America’s younger generation (Gen Z) is increasingly placing more trust in cryptocurrencies than in traditional banks, favoring control, transparency, and the ability to manage their own assets independently. This is evidenced by consumer behavior research from crypto analytics firm Protocol Theory, as reported by Decrypt.
According to the report, Generation Z — the youngest adult age group — prioritizes the ability to verify what is happening with their assets, control how funds are stored, and choose independently between self-custody and regulated providers.
Analysts call this a “genuine advantage,” noting that 49% of Gen Z respondents have already used crypto exchanges, and 37% currently hold or use cryptocurrencies.
At the same time, attitudes within the group are not uniform. Protocol Theory data shows that 56% of Gen Z want to self-custody their assets, while 51% also prefer storing cryptocurrencies with banks or regulated financial institutions.
According to Protocol Theory CEO Jonathan Inglis, this behavior “reflects real economic constraints, especially where younger people feel shut out of legacy pathways.”
He added that the key drivers of trust remain “agency and control.”

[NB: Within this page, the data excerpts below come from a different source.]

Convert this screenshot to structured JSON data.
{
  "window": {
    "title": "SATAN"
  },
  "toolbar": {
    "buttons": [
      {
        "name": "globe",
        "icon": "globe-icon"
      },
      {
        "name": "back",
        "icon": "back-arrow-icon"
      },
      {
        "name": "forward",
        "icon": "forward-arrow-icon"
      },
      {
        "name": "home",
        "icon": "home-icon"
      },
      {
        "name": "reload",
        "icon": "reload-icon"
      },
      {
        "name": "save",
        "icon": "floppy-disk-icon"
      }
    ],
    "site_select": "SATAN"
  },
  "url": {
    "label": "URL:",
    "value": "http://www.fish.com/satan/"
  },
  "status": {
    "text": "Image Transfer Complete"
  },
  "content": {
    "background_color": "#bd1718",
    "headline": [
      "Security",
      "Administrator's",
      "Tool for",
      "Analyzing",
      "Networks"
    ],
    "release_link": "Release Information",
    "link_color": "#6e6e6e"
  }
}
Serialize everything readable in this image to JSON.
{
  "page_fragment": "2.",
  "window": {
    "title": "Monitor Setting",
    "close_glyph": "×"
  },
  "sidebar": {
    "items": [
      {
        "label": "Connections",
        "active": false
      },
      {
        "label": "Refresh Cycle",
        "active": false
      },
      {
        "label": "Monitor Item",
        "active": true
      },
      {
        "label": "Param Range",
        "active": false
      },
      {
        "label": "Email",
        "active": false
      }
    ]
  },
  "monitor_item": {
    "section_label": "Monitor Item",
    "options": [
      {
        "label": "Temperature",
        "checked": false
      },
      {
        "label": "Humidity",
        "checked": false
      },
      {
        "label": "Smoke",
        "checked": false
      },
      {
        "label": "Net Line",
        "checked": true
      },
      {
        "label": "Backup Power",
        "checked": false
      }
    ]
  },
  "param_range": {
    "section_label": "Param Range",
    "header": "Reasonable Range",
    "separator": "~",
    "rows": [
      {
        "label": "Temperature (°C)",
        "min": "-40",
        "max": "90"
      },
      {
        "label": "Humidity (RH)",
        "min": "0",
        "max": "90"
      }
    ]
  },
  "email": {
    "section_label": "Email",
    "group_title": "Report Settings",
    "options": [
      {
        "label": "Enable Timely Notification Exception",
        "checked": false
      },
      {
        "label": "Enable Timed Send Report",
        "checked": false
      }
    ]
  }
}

Inglis emphasized that trust in cryptocurrencies has a clear generational character. According to him, “22% of Gen Z and 24% of Millennials trust crypto more than banks to safeguard their assets,” while among Generation X this figure stands at 13%, and among Baby Boomers, just 5%.
In his assessment, this makes Gen Z “almost twice as likely as Gen X, and more than five times as likely as Boomers, to place primary trust in crypto.”
As a reminder, in 2023, crypto exchange Bitget conducted a study among 255,000 respondents from 26 countries and found that Generation Z will be the driving force behind the crypto revolution.
At the same time, these trends are unfolding against a backdrop of broad public skepticism toward cryptocurrencies. Data from the Pew Research Center for 2024 shows that Americans’ views on the safety and reliability of cryptocurrencies vary significantly depending on age and personal experience.
Adults aged 50 and older are far more likely to report low levels of trust, while overall crypto usage remains limited — only 17% of U.S. adults said they have invested in, traded, or used cryptoassets.
Meanwhile, crypto usage in the U.S. has remained unchanged for three years in a row. The highest concentration of users is among younger people: those aged 18 to 29 account for 29% of crypto users, while among people over 50, the figure is about 8%.
The preferences of younger generations are also starting to shape long-term financial decisions, including in the mortgage market. U.S. mortgage lender Newrez, which services loans totaling about $778 billion, said it will begin factoring bitcoin and Ethereum holdings into creditworthiness assessments for certain borrowers.
Company president Baron Silverstein explained that the move is aimed specifically at Generation Z, noting that prospective homebuyers have a “steadily rising share of cryptoassets” compared with older generations.
According to Protocol Theory, the combination of consumer crypto data, shifts in housing finance, and regulatory approaches suggests that questions of trust and control are moving beyond day-to-day use and are starting to affect long-term financial outcomes. Inglis summed it up:
Notably, according to a Gallup survey, 64% of Americans view crypto assets as very risky investments.